CASAUBON, Isaac
Filologo, nato a Ginevra il 18 febbraio 1559, morto a Londra il 14 luglio 1614. Era di famiglia francese protestante. A Ginevra compì gli studî classici, che estese anche alla teologia, alla giurisprudenza e alle lingue orientali, con tale successo, che alla morte del suo maestro di greco, il cretese Porto, gli successe nella cattedra (aveva allora trentadue anni), che tenne fino al 1596. Nel frattempo si era unito in seconde nozze con una figlia di Enrico Stefano, col quale anche coabitò, senza però andare troppo d'accordo, nonostante la collaborazione tipografica. Questo attrito contribuì a fargli accettare la cattedra di Montpellier; donde, con intervalli di dimora a Lione, fu chiamato a Parigi da Enrico IV. La cattedra di Parigi però gli fu contrastata sia per privata gelosia, sia per la sua qualità di protestante, sicché il re gli affidò la sua libreria, e lo volle membro della conferenza di Fontainebleau, dove il C. si comportò in maniera da non riuscire accetto ai cattolici e da spiacere ai protestanti. Per i malumori seguitine, morto Enrico IV, egli accettò di passare in Inghilterra presso lord Wotton. In Inghilterra fu molto accetto a Giacomo I, che lo adoperò in discussioni e contese teologiche. Egli aveva dovuto lasciare in Francia la moglie, i figli e i libri, eccetto pochi, che Maria de' Medici con molta difficoltà permise gli fossero mandati. Sicché neppure allora potè studiare quanto e come avrebbe voluto, anche a causa dei contrasti in materia religiosa nei quali si trovò avviluppato, non compensati dalle due ricche prebende che gli furono assegnate di Canterbury e di Westminster, dove fu sepolto.
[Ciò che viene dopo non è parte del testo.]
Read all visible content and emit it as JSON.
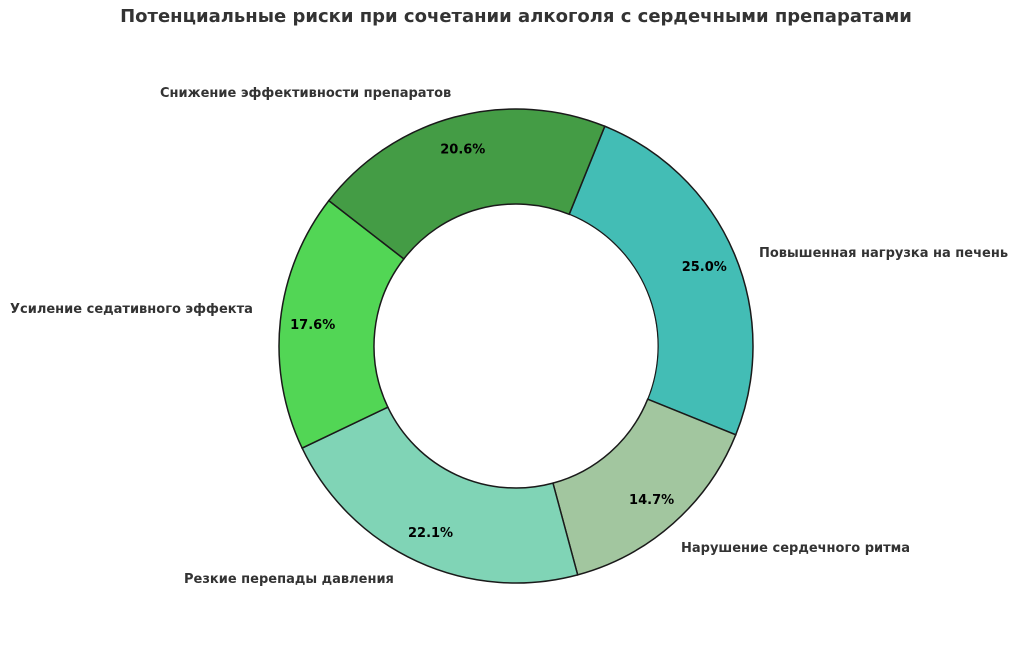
{
  "chart_data": {
    "type": "pie",
    "variant": "donut",
    "title": "Потенциальные риски при сочетании алкоголя с сердечными препаратами",
    "categories": [
      "Повышенная нагрузка на печень",
      "Нарушение сердечного ритма",
      "Резкие перепады давления",
      "Усиление седативного эффекта",
      "Снижение эффективности препаратов"
    ],
    "values": [
      25.0,
      14.7,
      22.1,
      17.6,
      20.6
    ],
    "value_labels": [
      "25.0%",
      "14.7%",
      "22.1%",
      "17.6%",
      "20.6%"
    ],
    "colors": [
      "#43bdb5",
      "#a2c69f",
      "#80d4b6",
      "#52d655",
      "#449c45"
    ],
    "start_angle_deg_from_top_clockwise": 22,
    "legend": "none (labels placed outside slices)",
    "grid": false
  },
  "style": {
    "edge_color": "#1a1a1a",
    "title_color": "#333333",
    "label_color": "#333333",
    "pct_color": "#000000"
  }
}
Molto della sua vita e del suo spirito ci è rivelato dalle sue Ephemerides dal febbraio 1557 al 1614 (Oxford 1850), e dalle Epistolae (Rotterdam 1709) a cura di Van Almeloveen. La varietà e vastità del suo lavoro di erudito risulta anche da un elenco sommario: edizioni di Apuleio (1504), Aristotele (1590 e 1605), Dionisio di Alicarnasso (1588), Persio (1605), Plini o il giovane (1591), Polibio (1609), Svetonio (1595), Strabone (1587), Teocrito (1584), Teofrasto (1592), Nuovo Testamento (1587 e 1615): notevole il commentario a Diogene Laerzio (1583), ad Ateneo, e l'edizione di Polieno, con commentario (1589). Il suo commento ad Ateneo farebbe la gloria di qualunque grande studioso dell'antichità classica; e altre opere, comprese talune traduzioni, non sono di valore inferiore. Sicché fra i contemporanei egli ebbe fama meritata; e merita sempre di essere riguardato quale una gloria della filologia classica francese. Da non dimenticare è un'opera di suo figlio Merico, teologo calvinista: Vindicatio patris adversus impostores (1624).
Bibl.: F. Hoffmann, I. C., Lipsia 1880; L. J. Nazelle, I. C., sa vie et son temps, Parigi 1897; J. E. Sandys, History of classical Scholarship, II, 3ª ed., Cambridge 1908, p. 204 segg.